Another United Miss and an Update

A quick post this morning. The next few weeks are going to be busy, busy, busy. I think I’ve figured out what the problem is with the conversion of Nocturnal Rebellion. I’m going to do a trial run this morning — after my second cup of coffee. If everything works, I’ll follow by uploading it to Amazon and putting it up for pre-sale. Once I have, and once it goes live, I’ll let you know.

Not only am I doing that but I am working on the “special editions” of the Honor and Duty series. More specifically, I’m working on Vengeance from Ashes right now. While the expanded editions won’t change the overall story arc, they will provide more of Ashlyn’s backstory as well as adding some scenes I cut from the originals. I’m really excited to get VfA to my beta readers by the first of the week to see what they think.

Once that is done, I’m going to take a couple of weeks (well, probably a month) to write something a bit lighter. That means a revisit to the Eerie Side of the Tracks universe. I have several things already drafted that just need to be fleshed out. More on that later.

In the meantime, real life continues to happen. It wouldn’t be a normal week without hearing yet another story about United Airlines. How long is it going to be before the feds finally step in and start fining them enough that they either sell or get their act together?

This time, a mother and her three-year-old son were flying from Hawaii to, iirc, Boston. One one of the connecting legs of their trip, mother and son went through check-in, their tickets were scanned and they were seated, waiting for take-off. Along comes a flight attendant who asked if the child belonged to the mother and she, naturally, said yes. A few moments later, another passenger came up and said that the seat the child was in was his. Yep, you guessed it. He was a standby passenger who paid a whopping $75 or so for his ticket as opposed to the close to $1,000 the mother paid for her son’s ticket. He gets to stay on the flight and she has to hold the young child in her lap for a three hour (approximately) flight.

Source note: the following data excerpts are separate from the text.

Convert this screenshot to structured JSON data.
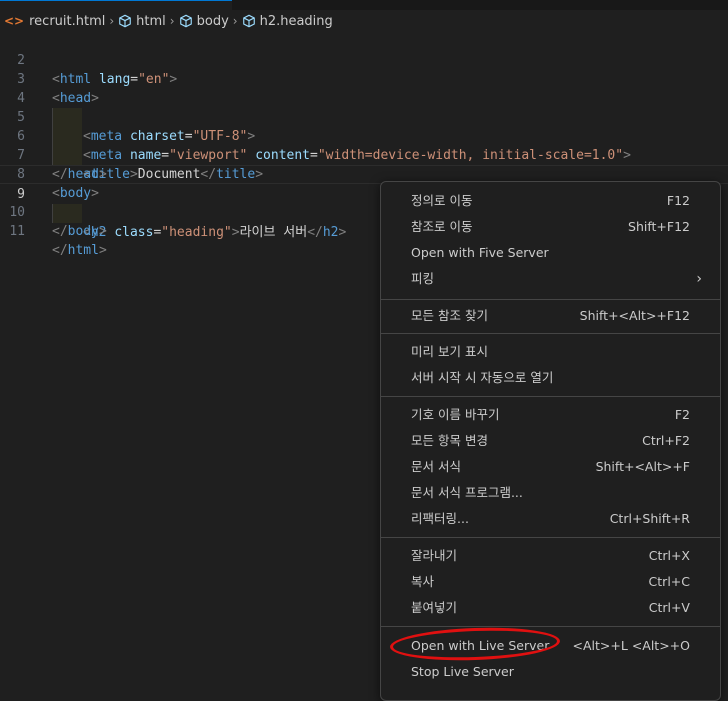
{
  "breadcrumb": {
    "file": "recruit.html",
    "items": [
      "html",
      "body",
      "h2.heading"
    ]
  },
  "editor": {
    "active_line": "9",
    "line_numbers": [
      "2",
      "3",
      "4",
      "5",
      "6",
      "7",
      "8",
      "9",
      "10",
      "11"
    ],
    "lines": {
      "l2": [
        {
          "c": "t",
          "v": "<"
        },
        {
          "c": "tn",
          "v": "html"
        },
        {
          "c": "tx",
          "v": " "
        },
        {
          "c": "an",
          "v": "lang"
        },
        {
          "c": "tx",
          "v": "="
        },
        {
          "c": "av",
          "v": "\"en\""
        },
        {
          "c": "t",
          "v": ">"
        }
      ],
      "l3": [
        {
          "c": "t",
          "v": "<"
        },
        {
          "c": "tn",
          "v": "head"
        },
        {
          "c": "t",
          "v": ">"
        }
      ],
      "l4": [
        {
          "c": "t",
          "v": "<"
        },
        {
          "c": "tn",
          "v": "meta"
        },
        {
          "c": "tx",
          "v": " "
        },
        {
          "c": "an",
          "v": "charset"
        },
        {
          "c": "tx",
          "v": "="
        },
        {
          "c": "av",
          "v": "\"UTF-8\""
        },
        {
          "c": "t",
          "v": ">"
        }
      ],
      "l5": [
        {
          "c": "t",
          "v": "<"
        },
        {
          "c": "tn",
          "v": "meta"
        },
        {
          "c": "tx",
          "v": " "
        },
        {
          "c": "an",
          "v": "name"
        },
        {
          "c": "tx",
          "v": "="
        },
        {
          "c": "av",
          "v": "\"viewport\""
        },
        {
          "c": "tx",
          "v": " "
        },
        {
          "c": "an",
          "v": "content"
        },
        {
          "c": "tx",
          "v": "="
        },
        {
          "c": "av",
          "v": "\"width=device-width, initial-scale=1.0\""
        },
        {
          "c": "t",
          "v": ">"
        }
      ],
      "l6": [
        {
          "c": "t",
          "v": "<"
        },
        {
          "c": "tn",
          "v": "title"
        },
        {
          "c": "t",
          "v": ">"
        },
        {
          "c": "tx",
          "v": "Document"
        },
        {
          "c": "t",
          "v": "</"
        },
        {
          "c": "tn",
          "v": "title"
        },
        {
          "c": "t",
          "v": ">"
        }
      ],
      "l7": [
        {
          "c": "t",
          "v": "</"
        },
        {
          "c": "tn",
          "v": "head"
        },
        {
          "c": "t",
          "v": ">"
        }
      ],
      "l8": [
        {
          "c": "t",
          "v": "<"
        },
        {
          "c": "tn",
          "v": "body"
        },
        {
          "c": "t",
          "v": ">"
        }
      ],
      "l9": [
        {
          "c": "t",
          "v": "<"
        },
        {
          "c": "tn",
          "v": "h2"
        },
        {
          "c": "tx",
          "v": " "
        },
        {
          "c": "an",
          "v": "class"
        },
        {
          "c": "tx",
          "v": "="
        },
        {
          "c": "av",
          "v": "\"heading\""
        },
        {
          "c": "t",
          "v": ">"
        },
        {
          "c": "tx",
          "v": "라이브 서버"
        },
        {
          "c": "t",
          "v": "</"
        },
        {
          "c": "tn",
          "v": "h2"
        },
        {
          "c": "t",
          "v": ">"
        }
      ],
      "l10": [
        {
          "c": "t",
          "v": "</"
        },
        {
          "c": "tn",
          "v": "body"
        },
        {
          "c": "t",
          "v": ">"
        }
      ],
      "l11": [
        {
          "c": "t",
          "v": "</"
        },
        {
          "c": "tn",
          "v": "html"
        },
        {
          "c": "t",
          "v": ">"
        }
      ]
    }
  },
  "context_menu": {
    "items": [
      {
        "label": "정의로 이동",
        "shortcut": "F12"
      },
      {
        "label": "참조로 이동",
        "shortcut": "Shift+F12"
      },
      {
        "label": "Open with Five Server",
        "shortcut": ""
      },
      {
        "label": "피킹",
        "shortcut": ""
      },
      {
        "label": "모든 참조 찾기",
        "shortcut": "Shift+<Alt>+F12"
      },
      {
        "label": "미리 보기 표시",
        "shortcut": ""
      },
      {
        "label": "서버 시작 시 자동으로 열기",
        "shortcut": ""
      },
      {
        "label": "기호 이름 바꾸기",
        "shortcut": "F2"
      },
      {
        "label": "모든 항목 변경",
        "shortcut": "Ctrl+F2"
      },
      {
        "label": "문서 서식",
        "shortcut": "Shift+<Alt>+F"
      },
      {
        "label": "문서 서식 프로그램...",
        "shortcut": ""
      },
      {
        "label": "리팩터링...",
        "shortcut": "Ctrl+Shift+R"
      },
      {
        "label": "잘라내기",
        "shortcut": "Ctrl+X"
      },
      {
        "label": "복사",
        "shortcut": "Ctrl+C"
      },
      {
        "label": "붙여넣기",
        "shortcut": "Ctrl+V"
      },
      {
        "label": "Open with Live Server",
        "shortcut": "<Alt>+L <Alt>+O"
      },
      {
        "label": "Stop Live Server",
        "shortcut": ""
      }
    ]
  },
  "colors": {
    "background": "#1f1f1f",
    "tag_name": "#569cd6",
    "attr_name": "#9cdcfe",
    "attr_value": "#ce9178",
    "annotation": "#e01010"
  }
}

In an interview with the mother, she explained she was afraid to cause a scene, referring to what happened when the doctor was dragged off another United flight last year. Plus, she had her son with her and didn’t want to risk anything happening to him. I can’t blame her for that. United, in return, offered her compensation as a “gesture of goodwill” days after this happened and they have said they will make sure something like this doesn’t happen again.

The official explanation is that the child’s ticket wasn’t scanned right, so it didn’t look like he had boarded. That let them offer his seat to a standby passenger. Now, I have a problem with this. For one, they had eyes on the child as evidenced by the flight attendant coming by and asking the mother if the child was hers. For another, even if they made a mistake, it would have cost them a lot less in the long run — both financially and in good will — to have told the standby passenger they’d made a mistake than to have the woman hold her son in a manner the FAA says is unsafe for a lengthy flight. Oh, and it is against United’s own policy to have a child more than two-years-old sitting in a parent’s lap for a flight.

This is yet another indication of problems within the United culture. They look at the immediate dollars they can put in their pockets over the long term damage such actions might have. It is clear they are failing in their training regimen as well. The flight attendant should have either questioned how old the child was and then why he didn’t have a ticket or they should have informed the pilot and ticketing agent they had a violation of their own policy if the child was forced to ride in the parent’s lap.

But no. It was more important to get that whopping $75 from the standby passenger. How much is that decision going to cost them?

United, for your continued survival, you need to wake up and start acting like a responsible business.

About the author

Writer, proud military mom and possessed by two crazy cats and one put-upon dog. Writes under the names of Amanda S. Green, Sam Schall and Ellie Ferguson.

Comments

  1. United, for your continued survival, you need to wake up and start acting like a responsible business.

    While I’d like to believe that, the stark reality is that the existence of this incident demonstrates that they are still filling aircraft and the “compensations” they are paying are trivial to their bottom line.

    So while they’re getting “bad publicity”, it isn’t really costing them in any way the bean counters care about.

    1. This is what you get with a “they all suck” oligopoly: whether it’s Verizon vs. Time-Warner, United vs. American vs. Delta, or (over here) Bank Leumi vs. Bank HaPo`alim vs. Bank Beinleumi … You don’t like the shoddy service of A? Instead you get the shoddy service of B.

  2. This is why big companies utterly adore government regulation. It creates barriers to entry that prevents anyone else from entering the market and doing the job better, and more efficiently.

    1. In effect we have government endorsed monopolies on many major travel routes. Their attitude is essentially you can fly United or walk. Actual reasonable alternatives are few and far between.